Certamente são as mais importantes manifestações de um povo aquelas em que reclama correção nas políticas de transporte, educação e saúde. Outros serviços públicos são também merecedores de reclamações. Mas aqueles atingem indistintamente brasileiros de norte a sul, recaindo suas deficiências na faixa composta pela maioria da população, penalizando os contribuintes e os usuários dos serviços prestados pelo governo ou sob seu controle direto.
Enquanto decai a qualidade os preços sobem – é o que se verifica no transporte urbano. A educação e a saúde oferecem vagas e atendimentos insuficientes e tardios em relação às necessidades dos usuários. Mas não falta dinheiro.
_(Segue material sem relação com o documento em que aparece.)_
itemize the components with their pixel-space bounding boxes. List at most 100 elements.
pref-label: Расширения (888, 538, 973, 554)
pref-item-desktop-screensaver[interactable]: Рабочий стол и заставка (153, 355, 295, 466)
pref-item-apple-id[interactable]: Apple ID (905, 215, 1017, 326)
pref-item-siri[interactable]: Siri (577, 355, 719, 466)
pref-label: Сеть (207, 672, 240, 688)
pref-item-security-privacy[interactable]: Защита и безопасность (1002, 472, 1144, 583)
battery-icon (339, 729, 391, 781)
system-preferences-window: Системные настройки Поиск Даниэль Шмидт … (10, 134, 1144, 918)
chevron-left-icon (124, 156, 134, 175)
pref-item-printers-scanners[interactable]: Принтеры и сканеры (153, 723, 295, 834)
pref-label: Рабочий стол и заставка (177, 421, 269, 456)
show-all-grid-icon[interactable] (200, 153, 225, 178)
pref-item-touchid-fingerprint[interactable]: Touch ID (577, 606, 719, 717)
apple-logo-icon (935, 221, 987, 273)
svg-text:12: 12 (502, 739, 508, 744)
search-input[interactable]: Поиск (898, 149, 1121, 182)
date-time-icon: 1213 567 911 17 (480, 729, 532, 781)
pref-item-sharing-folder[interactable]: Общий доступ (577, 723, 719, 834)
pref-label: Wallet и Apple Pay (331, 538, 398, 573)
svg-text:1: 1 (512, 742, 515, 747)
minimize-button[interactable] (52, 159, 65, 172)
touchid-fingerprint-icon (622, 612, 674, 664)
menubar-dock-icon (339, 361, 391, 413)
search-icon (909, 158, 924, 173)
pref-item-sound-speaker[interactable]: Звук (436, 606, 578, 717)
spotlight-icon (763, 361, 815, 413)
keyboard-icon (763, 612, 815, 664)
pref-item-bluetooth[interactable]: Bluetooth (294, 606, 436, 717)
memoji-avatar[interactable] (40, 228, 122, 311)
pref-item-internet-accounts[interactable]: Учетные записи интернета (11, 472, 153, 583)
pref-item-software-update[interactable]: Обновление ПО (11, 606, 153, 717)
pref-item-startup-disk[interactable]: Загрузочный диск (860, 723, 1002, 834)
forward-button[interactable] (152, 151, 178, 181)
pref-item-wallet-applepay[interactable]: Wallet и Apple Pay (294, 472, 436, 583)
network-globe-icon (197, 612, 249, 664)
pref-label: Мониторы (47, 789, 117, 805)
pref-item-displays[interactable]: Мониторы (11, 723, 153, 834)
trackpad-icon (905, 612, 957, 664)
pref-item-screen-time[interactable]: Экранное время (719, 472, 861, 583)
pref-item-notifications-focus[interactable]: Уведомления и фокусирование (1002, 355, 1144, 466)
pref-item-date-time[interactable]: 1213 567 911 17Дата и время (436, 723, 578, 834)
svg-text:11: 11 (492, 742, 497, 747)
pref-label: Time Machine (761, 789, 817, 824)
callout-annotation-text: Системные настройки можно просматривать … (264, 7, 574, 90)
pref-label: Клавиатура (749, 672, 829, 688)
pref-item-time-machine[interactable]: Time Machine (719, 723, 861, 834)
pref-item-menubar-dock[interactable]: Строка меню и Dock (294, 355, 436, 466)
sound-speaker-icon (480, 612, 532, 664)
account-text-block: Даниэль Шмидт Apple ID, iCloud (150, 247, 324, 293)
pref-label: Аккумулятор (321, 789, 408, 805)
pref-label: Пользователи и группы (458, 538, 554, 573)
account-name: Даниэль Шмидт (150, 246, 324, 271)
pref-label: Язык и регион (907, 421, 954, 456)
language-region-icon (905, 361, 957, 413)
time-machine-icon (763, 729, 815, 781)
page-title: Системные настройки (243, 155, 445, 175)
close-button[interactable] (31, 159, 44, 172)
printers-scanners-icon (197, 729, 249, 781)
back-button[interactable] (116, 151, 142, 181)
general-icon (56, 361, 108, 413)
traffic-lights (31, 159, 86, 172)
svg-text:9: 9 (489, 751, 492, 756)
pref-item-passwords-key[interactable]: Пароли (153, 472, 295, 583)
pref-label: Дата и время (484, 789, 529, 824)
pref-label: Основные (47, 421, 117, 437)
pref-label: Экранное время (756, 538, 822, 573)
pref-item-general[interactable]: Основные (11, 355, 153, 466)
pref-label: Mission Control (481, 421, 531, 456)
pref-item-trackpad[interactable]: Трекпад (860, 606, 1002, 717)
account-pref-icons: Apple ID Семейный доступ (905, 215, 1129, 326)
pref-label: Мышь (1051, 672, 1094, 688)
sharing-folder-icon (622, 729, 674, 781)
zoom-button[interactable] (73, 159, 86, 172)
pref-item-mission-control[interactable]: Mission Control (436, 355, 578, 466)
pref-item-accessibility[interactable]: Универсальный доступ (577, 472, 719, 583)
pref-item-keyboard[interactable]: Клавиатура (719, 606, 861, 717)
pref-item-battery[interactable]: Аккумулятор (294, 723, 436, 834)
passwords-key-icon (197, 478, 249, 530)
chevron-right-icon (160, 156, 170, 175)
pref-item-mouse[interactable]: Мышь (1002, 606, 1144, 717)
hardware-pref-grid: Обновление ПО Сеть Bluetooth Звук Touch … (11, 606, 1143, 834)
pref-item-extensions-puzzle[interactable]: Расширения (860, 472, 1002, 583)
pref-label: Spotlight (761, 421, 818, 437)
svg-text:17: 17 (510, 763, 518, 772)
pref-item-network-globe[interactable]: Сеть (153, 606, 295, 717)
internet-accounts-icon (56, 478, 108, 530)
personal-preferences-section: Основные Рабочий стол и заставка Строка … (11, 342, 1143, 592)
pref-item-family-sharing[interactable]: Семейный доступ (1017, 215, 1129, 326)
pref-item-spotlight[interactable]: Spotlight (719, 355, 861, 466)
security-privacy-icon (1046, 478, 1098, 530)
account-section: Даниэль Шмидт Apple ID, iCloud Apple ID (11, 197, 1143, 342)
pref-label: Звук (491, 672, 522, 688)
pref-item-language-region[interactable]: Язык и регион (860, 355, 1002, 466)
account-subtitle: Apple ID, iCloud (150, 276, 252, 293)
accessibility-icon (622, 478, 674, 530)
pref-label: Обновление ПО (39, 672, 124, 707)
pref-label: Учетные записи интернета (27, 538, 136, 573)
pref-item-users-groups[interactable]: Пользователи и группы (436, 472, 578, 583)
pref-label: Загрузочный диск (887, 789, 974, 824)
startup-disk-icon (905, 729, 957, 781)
A arrecadação tributária bate sucessivos recordes. Bilhões são gastos ou comprometidos com eventos internacionais para os quais o país não está preparado. Há miséria e deficiências a corrigir.
O componente explosivo das manifestações populares iniciadas em junho nas grandes cidades aí está: insatisfação do povo com seus governantes. Nada pessoal. O povo aguarda melhorias concretas. Interpretar a revolta popular como idealismo político é, mais uma vez, mostrar desconhecimento da real situação. Não queremos uma reforma política se, ao final, vão se manter as carências e não será corrigida a má-distribuição dos recursos públicos.
Os governantes, é certo, não estão em condições de atender aos pleitos específicos de cada manifestação. As reivindicações de menores preços nas tarifas públicas esbarram ou na necessidade de aprovação legislativa ou em cláusulas imutáveis dos contratos firmados com empresas privadas. Por exemplo, a diminuição dos pedágios e dos bilhetes de ônibus urbanos implica, para o poder público, na oferta de contrapartida aos concessionários. Isenção e redução de impostos não são autorizadas impunemente.
O problema é que as soluções emergenciais não trarão satisfação permanente. A lei não permite renúncia fiscal sob pena de o administrador público incidir em improbidade administrativa. Diz o art. 14 da Lei Complementar n. 101/2000 que a concessão ou ampliação de incentivo ou benefício de natureza tributária da qual decorra renúncia de receita deverá estar acompanhada de medidas de compensação, por meio do aumento de receita proveniente da elevação de alíquotas, ampliação da base de cálculo, majoração ou criação de tributo ou contribuição. Ou seja: troca-se o benefício de uns por idêntica imposição financeira a outros.
No que tange à geração de despesas e à assunção de novas obrigações, a lei não autoriza a criação, expansão ou aperfeiçoamento de ação governamental que acarrete mais despesa se o aumento não couber na previsão orçamentária e financeira anual, além de estar em compatibilidade com o plano plurianual e com a lei de diretrizes orçamentárias (art. 16, II).
De imediato, portanto, o atendimento das reivindicações das ruas significa ato populista do governante. E o que interessa ao povo são políticas públicas que venham para ficar, como a tarifa zero para estudantes no transporte urbano; atendimento exemplar e imediato no sistema público de saúde; melhorias efetivas no sistema global de educação, alcançando as condições de vida das pessoas no que se refere a moradia, alimentação e assistência social e financeira, dentre outras. O dinheiro existe, mas é mal empregado na gestão da própria máquina estatal e em obras sem proveito efetivo para a população. Sem reforma administrativa já!, falar em reforma política soa como mais uma tapeação.